Donald Trump menyebut pertunjukan paruh waktu Super Bowl Bad Bunny sebagai “tamparan di wajah” bagi Amerika Serikat dalam omelan pedasnya terhadap Truth Social. Presiden Amerika Serikat menolak pemilihan pemain Puerto Rico sebelum Pertandingan Besar, dengan menyebutnya “benar-benar konyol”.
Dan jelas bahwa penilaian pria berusia 79 tahun itu tidak berubah selama atau setelah penampilan sang musisi, yang merupakan penghormatan kepada tanah airnya sejak awal dan seterusnya. Di platform media sosialnya, Trump menulis: “Pertunjukan paruh waktu Super Bowl benar-benar buruk, salah satu yang terburuk yang pernah ada! Tidak masuk akal, merupakan penghinaan terhadap kehebatan Amerika dan tidak mewakili standar kesuksesan, kreativitas, atau keunggulan kita.”
“Tak seorang pun memahami kata-kata yang diucapkan orang ini, dan tariannya menjijikkan, terutama bagi anak-anak kecil yang menontonnya dari seluruh AS dan dunia. ‘Pertunjukan’ ini hanyalah ‘tamparan’ bagi negara kita, yang menetapkan standar dan rekor baru setiap hari – termasuk pasar saham terbaik dan 401(k) dalam sejarah!”
“Tidak ada yang menginspirasi tentang kekacauan pertunjukan dan tontonan paruh waktu ini, ini akan mendapat ulasan bagus dari media berita palsu karena mereka tidak tahu apa yang sedang terjadi di DUNIA NYATA – dan omong-omong, NFL harus segera mengganti peraturan kickoff baru mereka yang konyol. BUAT AMERIKA HEBAT LAGI! Presiden DONALD J. TRUMP.”
“Mari kita tetap bersatu dan menunjukkan kepada perusahaan-perusahaan besar bahwa mereka tidak bisa melakukan apa pun yang mereka inginkan tanpa konsekuensi (yang bagi mereka sama dengan jumlah penonton).

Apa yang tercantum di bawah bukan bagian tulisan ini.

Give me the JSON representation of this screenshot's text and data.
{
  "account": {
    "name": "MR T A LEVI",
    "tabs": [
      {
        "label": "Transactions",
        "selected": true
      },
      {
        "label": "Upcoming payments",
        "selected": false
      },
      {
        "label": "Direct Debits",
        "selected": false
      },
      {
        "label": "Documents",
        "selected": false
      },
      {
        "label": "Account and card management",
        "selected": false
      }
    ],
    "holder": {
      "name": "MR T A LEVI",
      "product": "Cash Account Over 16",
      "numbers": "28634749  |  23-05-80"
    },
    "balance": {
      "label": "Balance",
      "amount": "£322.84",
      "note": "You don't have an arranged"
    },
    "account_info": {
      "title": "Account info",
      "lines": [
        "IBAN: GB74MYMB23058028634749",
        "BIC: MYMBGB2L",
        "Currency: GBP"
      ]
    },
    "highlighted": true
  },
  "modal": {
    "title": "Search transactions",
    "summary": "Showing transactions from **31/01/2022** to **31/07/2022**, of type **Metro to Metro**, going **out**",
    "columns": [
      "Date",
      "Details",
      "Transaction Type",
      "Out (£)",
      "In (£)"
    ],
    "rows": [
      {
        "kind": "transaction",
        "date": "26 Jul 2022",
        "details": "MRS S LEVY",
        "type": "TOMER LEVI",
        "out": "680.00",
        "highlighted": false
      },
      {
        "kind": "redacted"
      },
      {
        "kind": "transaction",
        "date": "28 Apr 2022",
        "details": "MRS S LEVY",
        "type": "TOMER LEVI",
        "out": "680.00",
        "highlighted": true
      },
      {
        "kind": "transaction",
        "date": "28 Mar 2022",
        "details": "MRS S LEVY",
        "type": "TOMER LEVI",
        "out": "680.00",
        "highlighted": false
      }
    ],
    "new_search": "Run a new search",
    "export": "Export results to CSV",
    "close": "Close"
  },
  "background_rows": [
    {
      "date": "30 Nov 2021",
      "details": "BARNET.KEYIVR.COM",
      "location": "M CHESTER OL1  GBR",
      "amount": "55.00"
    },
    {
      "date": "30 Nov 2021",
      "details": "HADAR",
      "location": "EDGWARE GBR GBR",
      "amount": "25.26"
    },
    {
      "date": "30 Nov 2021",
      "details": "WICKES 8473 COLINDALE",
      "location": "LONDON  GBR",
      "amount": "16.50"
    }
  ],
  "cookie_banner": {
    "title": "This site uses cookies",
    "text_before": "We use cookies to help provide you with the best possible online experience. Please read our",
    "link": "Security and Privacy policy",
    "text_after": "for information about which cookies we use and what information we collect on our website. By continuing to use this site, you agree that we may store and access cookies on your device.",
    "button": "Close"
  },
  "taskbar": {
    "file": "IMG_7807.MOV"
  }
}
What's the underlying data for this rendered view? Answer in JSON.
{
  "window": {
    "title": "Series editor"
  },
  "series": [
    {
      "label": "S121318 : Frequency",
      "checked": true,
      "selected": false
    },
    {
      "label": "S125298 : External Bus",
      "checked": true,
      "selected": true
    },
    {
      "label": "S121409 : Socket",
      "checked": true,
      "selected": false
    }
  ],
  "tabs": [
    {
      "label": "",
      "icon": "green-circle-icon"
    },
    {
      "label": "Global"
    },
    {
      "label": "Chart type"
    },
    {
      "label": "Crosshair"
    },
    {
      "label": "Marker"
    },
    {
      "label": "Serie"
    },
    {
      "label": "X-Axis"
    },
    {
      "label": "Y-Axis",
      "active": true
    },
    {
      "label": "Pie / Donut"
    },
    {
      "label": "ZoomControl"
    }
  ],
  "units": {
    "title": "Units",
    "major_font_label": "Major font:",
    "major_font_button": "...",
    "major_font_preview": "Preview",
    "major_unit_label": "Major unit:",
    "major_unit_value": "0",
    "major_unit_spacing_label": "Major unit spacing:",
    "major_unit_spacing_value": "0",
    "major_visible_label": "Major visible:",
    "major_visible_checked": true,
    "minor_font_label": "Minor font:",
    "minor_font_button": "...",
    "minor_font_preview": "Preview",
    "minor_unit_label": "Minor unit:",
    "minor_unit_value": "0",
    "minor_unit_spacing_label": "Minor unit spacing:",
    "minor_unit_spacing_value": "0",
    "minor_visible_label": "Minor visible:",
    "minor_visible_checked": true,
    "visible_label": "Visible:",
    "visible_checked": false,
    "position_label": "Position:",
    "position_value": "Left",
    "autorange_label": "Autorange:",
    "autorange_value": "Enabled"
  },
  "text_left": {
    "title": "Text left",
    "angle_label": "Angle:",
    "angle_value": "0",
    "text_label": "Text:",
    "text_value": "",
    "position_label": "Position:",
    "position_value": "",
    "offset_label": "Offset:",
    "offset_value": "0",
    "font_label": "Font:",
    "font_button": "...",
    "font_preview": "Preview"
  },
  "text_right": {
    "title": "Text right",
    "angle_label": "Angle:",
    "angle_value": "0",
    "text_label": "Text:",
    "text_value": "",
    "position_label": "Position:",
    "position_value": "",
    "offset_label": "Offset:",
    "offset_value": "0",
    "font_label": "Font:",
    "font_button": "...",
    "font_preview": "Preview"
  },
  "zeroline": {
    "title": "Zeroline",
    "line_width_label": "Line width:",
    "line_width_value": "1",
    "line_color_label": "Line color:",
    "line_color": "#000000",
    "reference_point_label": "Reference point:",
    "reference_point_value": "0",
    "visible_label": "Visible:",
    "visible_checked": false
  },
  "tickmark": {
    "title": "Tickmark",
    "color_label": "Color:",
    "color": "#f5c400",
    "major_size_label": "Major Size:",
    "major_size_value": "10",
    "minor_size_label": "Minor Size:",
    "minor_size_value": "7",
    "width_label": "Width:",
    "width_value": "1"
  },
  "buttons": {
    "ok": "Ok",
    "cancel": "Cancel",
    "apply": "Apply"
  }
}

Bunny meminta bantuan sejumlah selebritas dan musisi lain selama pertunjukan paruh waktu yang menakjubkan, dengan Lady Gaga dan Ricky Martin bergabung dengan pria berusia 31 tahun itu di mikrofon, sementara bintang seperti Jessica Alba, Cardi B, dan Pedro Pascal, antara lain, juga tampil sebagai bintang tamu singkat.